La première demi-heure, je lui avais parlé – allez donc savoir pourquoi ? – de Nirvana, de Kurt Cobain et de sa relation difficile avec Courtney Love (« elle le tire vers le bas et le sordide, Caroline, je vous le dis, et c’est un ange Kurt, il a besoin de douceur et de lenteur »). Caroline m’avait écouté, surprise et intéressée peut-être. La deuxième demi-heure, je lui avais fait un cours exhaustif sur les techniques d’assemblage d’un puzzle géant ; je m’étais constitué ma propre stratégie en dix étapes, à suivre scrupuleusement dans l’ordre, je la lui livrais (il me semble aussi lui avoir proposé, mais je n’en suis pas sûr, de venir voir mes puzzles, un jour, à la maison). Elle m’avait écouté, surprise. Et alors que je démarrais sur les avantages comparés des différentes techniques de défense au hand-ball (« prononcez bien balle, Caroline, comme en français »), la 0-6, la 1-5 et ma préférée, la plus dangereuse, mais la plus offensive, la 2-4, elle m’interrompit courageusement et se lança : « allez, je vois bien que vous faites le modeste, dites-moi plutôt de quoi parle votre prochain roman ».
C’était une erreur.
Je lui parlais donc d’Odette, puis d’Yvonne, je lui racontais le suicide de Berthe et le mariage à trois, et bien évidemment, j’évoquais Nora. À partir de là, mes souvenirs s’embrouillent un peu. J’avais dû évoquer notre relation, à Nora et moi, pendant deux bonnes heures. Je crois me souvenir avoir beaucoup pleuré aussi et demandé au serveur des serviettes en papier pour me moucher ; je ne suis pas certain qu’elle ait tout écouté avec la même attention. Je ne sais quelles étaient les intentions de Caroline, mais nous ne nous sommes pas revus. De toute façon, si le Zoloft est recommandé pour les phobies sociales, il est déconseillé pour les relations intimes.

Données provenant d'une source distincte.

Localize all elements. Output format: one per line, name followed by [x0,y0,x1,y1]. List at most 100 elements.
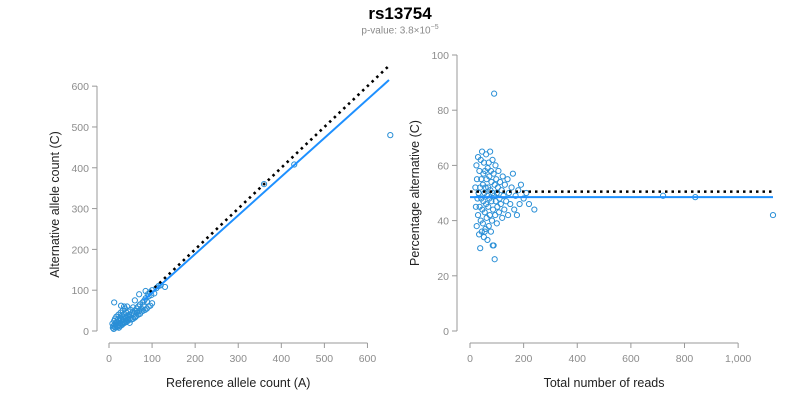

Les journées étaient souvent longues à Dieulefit et mes marches courtes me menaient toujours aux mêmes endroits alors je prenais parfois la voiture pour faire du tourisme local. J’étais allé faire un tour à Grignan, j’étais curieux de voir le village habité par le poète Philippe Jaccottet, comme l’annonçait le Guide Vert.

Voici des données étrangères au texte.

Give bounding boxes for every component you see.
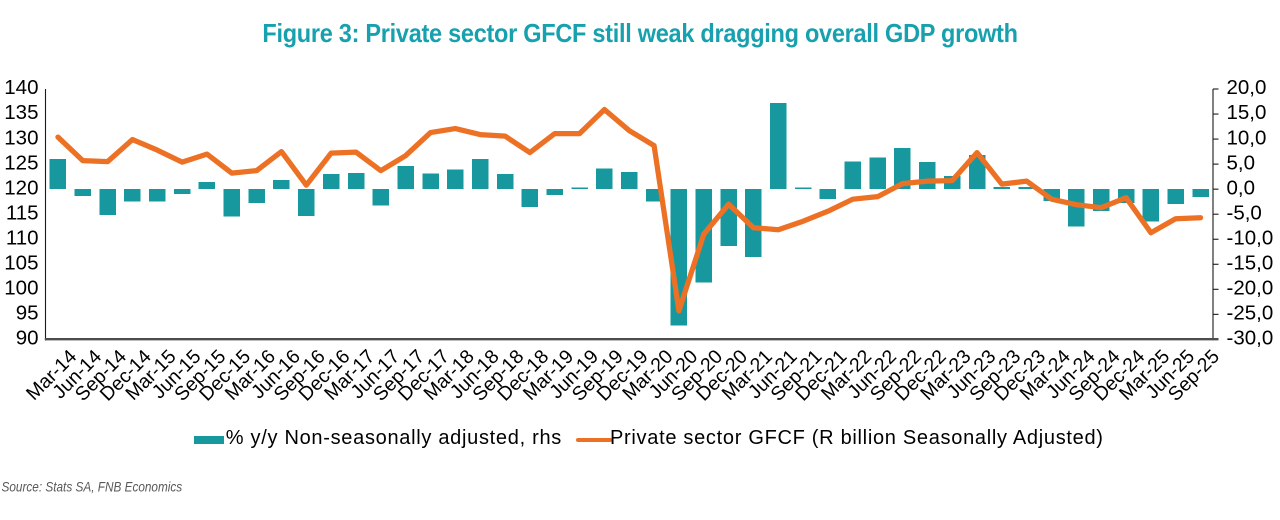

J’avais un très vague souvenir de Jaccottet. En troisième année, j’avais suivi un cours sur sa poésie. Le professeur, théâtral, avait commencé ainsi : « Attention, génie. Mais tendez l’oreille, on parle à voix basse ». Je me souviens encore de cette introduction très réussie. J’ai oublié la suite du cours ; j’ai encore en tête pourtant quelques lignes que je cite de mémoire, « l’effacement soit ma façon de resplendir, la pauvreté surcharge de fruits notre table… ». (Oui l’effacement, ç’avait été le choix de Lucienne, c’est peut-être ce qu’il faudrait à Kurt, s’effacer. Ces êtres fragiles souffrent de la lumière. Et Nora ? S’était-elle effacée ? S’était-elle retirée ou absentée, Nora ? Comment fallait-il dire ? Et devais-je l’oublier ?)
– Quand je suis amoureux
cela me rend poète
je mange de l’andouillette
et deviens vigoureux,
(rima le gros banquier).
– Si tu étais poète
Tu serais amoureux
Tu es trop rigoureux
Repasse-moi les paupiettes,
(miaula son chat siamois).
Ecrire, c’est chercher infatigablement la bonne nuance de gris. Et ajouter dans son encre un peu de blanc, un peu de noir, c’est selon, après chaque mot.

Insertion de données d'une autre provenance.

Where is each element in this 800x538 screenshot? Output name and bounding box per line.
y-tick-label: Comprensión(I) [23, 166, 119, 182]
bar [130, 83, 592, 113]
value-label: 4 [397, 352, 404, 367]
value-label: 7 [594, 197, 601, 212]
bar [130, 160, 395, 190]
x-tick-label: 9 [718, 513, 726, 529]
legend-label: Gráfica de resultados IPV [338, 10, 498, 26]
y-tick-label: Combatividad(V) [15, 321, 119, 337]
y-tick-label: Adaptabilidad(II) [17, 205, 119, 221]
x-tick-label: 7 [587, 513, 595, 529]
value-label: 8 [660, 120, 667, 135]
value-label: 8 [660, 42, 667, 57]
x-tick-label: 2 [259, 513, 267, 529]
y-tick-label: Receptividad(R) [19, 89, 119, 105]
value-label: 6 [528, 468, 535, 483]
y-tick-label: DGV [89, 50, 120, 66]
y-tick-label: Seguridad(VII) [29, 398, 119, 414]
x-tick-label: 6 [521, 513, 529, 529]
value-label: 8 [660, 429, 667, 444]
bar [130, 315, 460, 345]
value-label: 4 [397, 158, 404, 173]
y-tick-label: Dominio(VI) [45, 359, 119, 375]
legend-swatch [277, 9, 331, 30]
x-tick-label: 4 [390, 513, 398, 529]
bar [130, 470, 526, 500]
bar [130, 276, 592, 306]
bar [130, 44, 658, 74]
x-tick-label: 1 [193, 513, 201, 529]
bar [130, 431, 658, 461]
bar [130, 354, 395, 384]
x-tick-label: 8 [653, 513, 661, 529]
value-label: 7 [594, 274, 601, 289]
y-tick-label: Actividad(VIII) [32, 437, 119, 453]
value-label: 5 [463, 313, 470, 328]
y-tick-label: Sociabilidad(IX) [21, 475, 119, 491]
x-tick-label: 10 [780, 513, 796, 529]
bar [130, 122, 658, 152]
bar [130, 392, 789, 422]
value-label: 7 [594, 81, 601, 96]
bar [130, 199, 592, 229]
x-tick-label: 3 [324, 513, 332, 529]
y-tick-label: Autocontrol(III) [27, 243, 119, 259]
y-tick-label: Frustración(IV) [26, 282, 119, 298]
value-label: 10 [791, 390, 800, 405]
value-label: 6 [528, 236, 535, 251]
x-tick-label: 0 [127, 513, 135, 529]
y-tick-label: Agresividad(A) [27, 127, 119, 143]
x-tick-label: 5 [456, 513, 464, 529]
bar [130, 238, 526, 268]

La mémoire serait « l’intelligence des sots » ? Et l’intelligence, n’est-elle pas l’imagination des insensibles ?
Curieusement, un bon livre n’a pas de dehors sans être fermé pour autant.
Le jour du bilan, Bach rachètera-t-il Eichmann, les Restos du cœur compenseront-ils Monsanto et suffira-t-il à un habile Hypéride de dénuder une femme pour nous blanchir, nous les nuisibles, les souillons, les cupides ?
– Je veux être moi-même, tu comprends ?
– Oui.
Alors, il lui ôta ses bijoux, la déshabilla, la démaquilla, la rasa, puis il l’énucléa, l’incisa, la dépeça, l’éviscéra, puis il la saigna, la disséqua, la dénerva, la désossa.
[Un mot avant de vous offrir la livraison dominicale de notre roman-feuilleton. Il semble que je sois le seul à glisser une virgule sous les pavés ; ce qui est bien peu, j’en conviens, pour éviter un procès en plagiat.]
– 1993 –
1993 avait été une année blanche ; je n’avais pas écrit une seule ligne. Après l’épisode de la fac, j’avais eu un gros coup de fatigue – disons cela ainsi. On m’avait conseillé d’oublier provisoirement Nora et son livre. Des amis de mes parents m’avaient prêté une petite maison retirée dans la Drôme, à Dieulefit à trente minutes de Montélimar. J’y avais passé plusieurs mois à faire des puzzles géants et des marches courtes.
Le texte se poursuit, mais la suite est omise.